#GC2022 is accepting submissions - 25d 27h 05m 44s
Semonkong is a small town in rural Lesotho, whose residents are predominantly reliant on subsistence agriculture. Currently, a school of up to 400 pupils and 7 grade levels is occupying a single space, borrowed from a church. A local community group has resolved to build a new school, is raising money (with some outside assistance), and has committed to undertake a self-built project to gain adequate space, assembly space, and play spaces for the students.
The push for ‘modernization’ in small communities like Semonkong is quite strong. The School’s design seeks to take vernacular construction sensibilities that are culturally embedded in the place, and refine them in order to allow them to be seen as relevant to today’s contemporary society, thereby preserving a cultural identity without sacrificing the community’s desire to be making economic and developmental progress.
The project is indirectly linked to the Semonkong Hospital Project, led by a non-profit organization which has been active in Semonkong for 9 years (see external link below). A participatory process with the Semonkong community is underway for that project, which is assisting in developing an impact strategy to manage the decision-making for economic, environmental, and community empowerment aspects of the project. The project intends to recruit a construction team from within the community to the extent possible, providing upskilling initiatives such as tradecraft development, entrepreneurial incubation, veterinary support and agricultural improvements. As part of the upskilling processes specific to construction, the project envisions a series of smaller-scale pilot projects as testing grounds for the tradecraft training, standards improvement and, potentially, the basis for formation of a leadership team of construction workers.
Bantu Design and Research operates under the premise that architecture, urbanism, and built environment policy may become a way of addressing the myriad needs associated with economic, environmental, and infrastructural development in resource-limited areas.
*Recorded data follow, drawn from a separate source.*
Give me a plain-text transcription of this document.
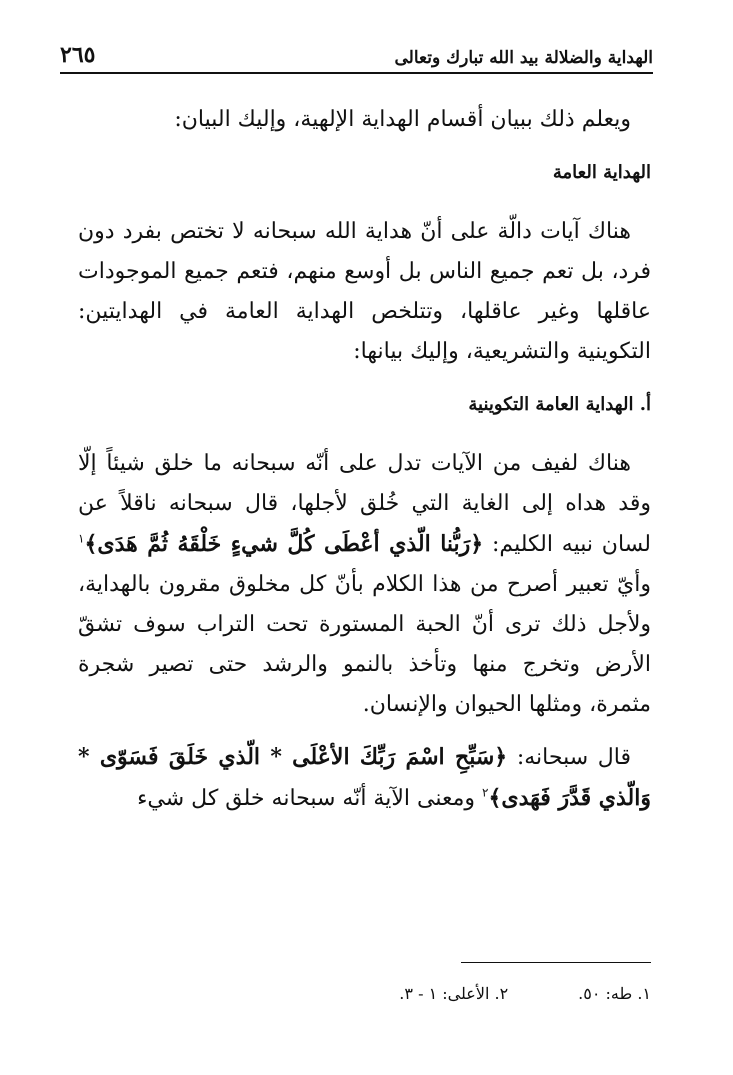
الهداية والضلالة بيد الله تبارك وتعالى
٢٦٥

ويعلم ذلك ببيان أقسام الهداية الإلهية، وإليك البيان:

الهداية العامة

هناك آيات دالّة على أنّ هداية الله سبحانه لا تختص بفرد دون فرد، بل تعم جميع الناس بل أوسع منهم، فتعم جميع الموجودات عاقلها وغير عاقلها، وتتلخص الهداية العامة في الهدايتين: التكوينية والتشريعية، وإليك بيانها:

أ. الهداية العامة التكوينية

هناك لفيف من الآيات تدل على أنّه سبحانه ما خلق شيئاً إلّا وقد هداه إلى الغاية التي خُلق لأجلها، قال سبحانه ناقلاً عن لسان نبيه الكليم: ﴿رَبُّنا الّذي أعْطَى كُلَّ شيءٍ خَلْقَهُ ثُمَّ هَدَى﴾$^١$ وأيّ تعبير أصرح من هذا الكلام بأنّ كل مخلوق مقرون بالهداية، ولأجل ذلك ترى أنّ الحبة المستورة تحت التراب سوف تشقّ الأرض وتخرج منها وتأخذ بالنمو والرشد حتى تصير شجرة مثمرة، ومثلها الحيوان والإنسان.

قال سبحانه: ﴿سَبِّحِ اسْمَ رَبِّكَ الأعْلَى * الّذي خَلَقَ فَسَوّى * وَالّذي قَدَّرَ فَهَدى﴾$^٢$ ومعنى الآية أنّه سبحانه خلق كل شيء

١. طه: ٥٠.
٢. الأعلى: ١ - ٣.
It was formed in 2014 in Johannesburg by Garret Gantner and Costanza La Mantia, who together have over two decades of international practice experience, much of it across the African continent. Bantu was the recipient of an Acknowledgement Prize at the 2014 Holcim Foundation for Sustainable Construction (Africa & Middle East) for it’s collaborative project “Co-op Capacity Building: Community Farming and Market Hub” in Kigali, Rwanda.
The Semonkong Community School is being supported by Francois Snyman, who lives in Semonkong and is managing work in the field, and by the community group that has organized the project.